Implementation of the parallel mean shift-based image segmentation algorithm on a GPU cluster
Published in International Journal of Digital Earth, 2019
Fang Huang, Yinjie Chen, Li Li, Ji Zhou, Jian Tao, Xicheng Tan, Guangsong Fan
Although parallelization of the serial mean shift algorithm achieved a high speedup ratio on heterogeneous platforms, the time consumption of this algorithm on a single GPU system is still a major barrier to making it really useful (Li and Xiao 2009; Zhou, Zhao, and Ma 2010), especially when the data volume reaches a certain level. In particular, when detecting changes in multi-temporal RS images, a single GPU is just not powerful enough to finish the task in a timely manner. Because of the excellent cost-to-performance ratio of GPU-based heterogeneous systems, in recent years, many researchers began to carry out research on GPU clusters. For instance, Zhang et al. (2010) used an MPI + OpenMP + CUDA hybrid programming model to accelerate high-resolution molecular dynamics simulations of proteins on an eight-node GPU cluster and achieved very good speedup. To solve data localization problems in a large-scale parallel fast Fourier transformation (FFT) algorithm, Chen et al. implemented the Peking University FFT (PKUFFT) algorithm that transformed 512GB 3D on a 16-node GPU cluster. In comparisons with the FFTW and Intel MKL libraries, Chen, Cui, and Mei (2010) achieved speedups of 24.3 and 7, respectively.
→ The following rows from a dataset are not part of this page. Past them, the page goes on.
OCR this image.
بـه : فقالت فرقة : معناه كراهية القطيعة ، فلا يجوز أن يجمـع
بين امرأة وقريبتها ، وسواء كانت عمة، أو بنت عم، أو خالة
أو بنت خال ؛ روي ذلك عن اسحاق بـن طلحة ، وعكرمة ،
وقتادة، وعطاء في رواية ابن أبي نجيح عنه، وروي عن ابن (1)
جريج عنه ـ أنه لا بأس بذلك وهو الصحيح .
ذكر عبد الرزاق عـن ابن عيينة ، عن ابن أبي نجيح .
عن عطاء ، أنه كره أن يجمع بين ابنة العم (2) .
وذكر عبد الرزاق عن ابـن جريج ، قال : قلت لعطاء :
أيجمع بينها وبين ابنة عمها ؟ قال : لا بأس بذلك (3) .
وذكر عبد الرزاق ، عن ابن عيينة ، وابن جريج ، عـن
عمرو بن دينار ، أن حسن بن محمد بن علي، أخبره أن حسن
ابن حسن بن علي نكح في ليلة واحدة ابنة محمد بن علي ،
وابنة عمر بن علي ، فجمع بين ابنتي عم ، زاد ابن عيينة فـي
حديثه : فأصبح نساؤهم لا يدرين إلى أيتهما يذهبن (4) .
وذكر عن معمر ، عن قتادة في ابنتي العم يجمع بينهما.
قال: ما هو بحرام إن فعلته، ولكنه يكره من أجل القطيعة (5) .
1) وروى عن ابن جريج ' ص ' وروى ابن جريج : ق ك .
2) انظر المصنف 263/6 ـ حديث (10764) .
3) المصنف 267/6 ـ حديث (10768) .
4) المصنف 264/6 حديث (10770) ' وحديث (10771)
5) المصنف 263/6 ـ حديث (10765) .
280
In a study on parallel programming interfaces for GPU clusters, Fan, Qiu, and Kaufman (2008) proposed a GPU cluster common programming framework called Zippy in 2008. Zippy used the GA (Nieplocha et al. 2006) library, Cg libraries, OpenGL libraries, and CUDA to achieve non-uniform memory access and two-level parallel mechanisms to resolve data inconsistencies in GPU memory across the cluster. In 2009, Lawlor developed a cudaMPI library for general-purpose computing using the MPI + CUDA hybrid programming model (Lawlor 2009). This library provided an application programming interface (API) similar to that of the MPI communication interface, but was available for NVIDIA GPU clusters only. Kim et al. (2012) proposed a common programming framework for CPU/GPU heterogeneous clustering using MPI + OpenCL hybrid programming to reduce the complexity of GPU cluster programming and solve the problem of poor maintenance and poor portability of GPU cluster applications. SnuCL, by packaging MPI communication functions with an OpenCL API, provides users an AP that supports GPU cluster communication (Kim et al.2012). SnuCL scales well in small and medium-sized GPU clusters.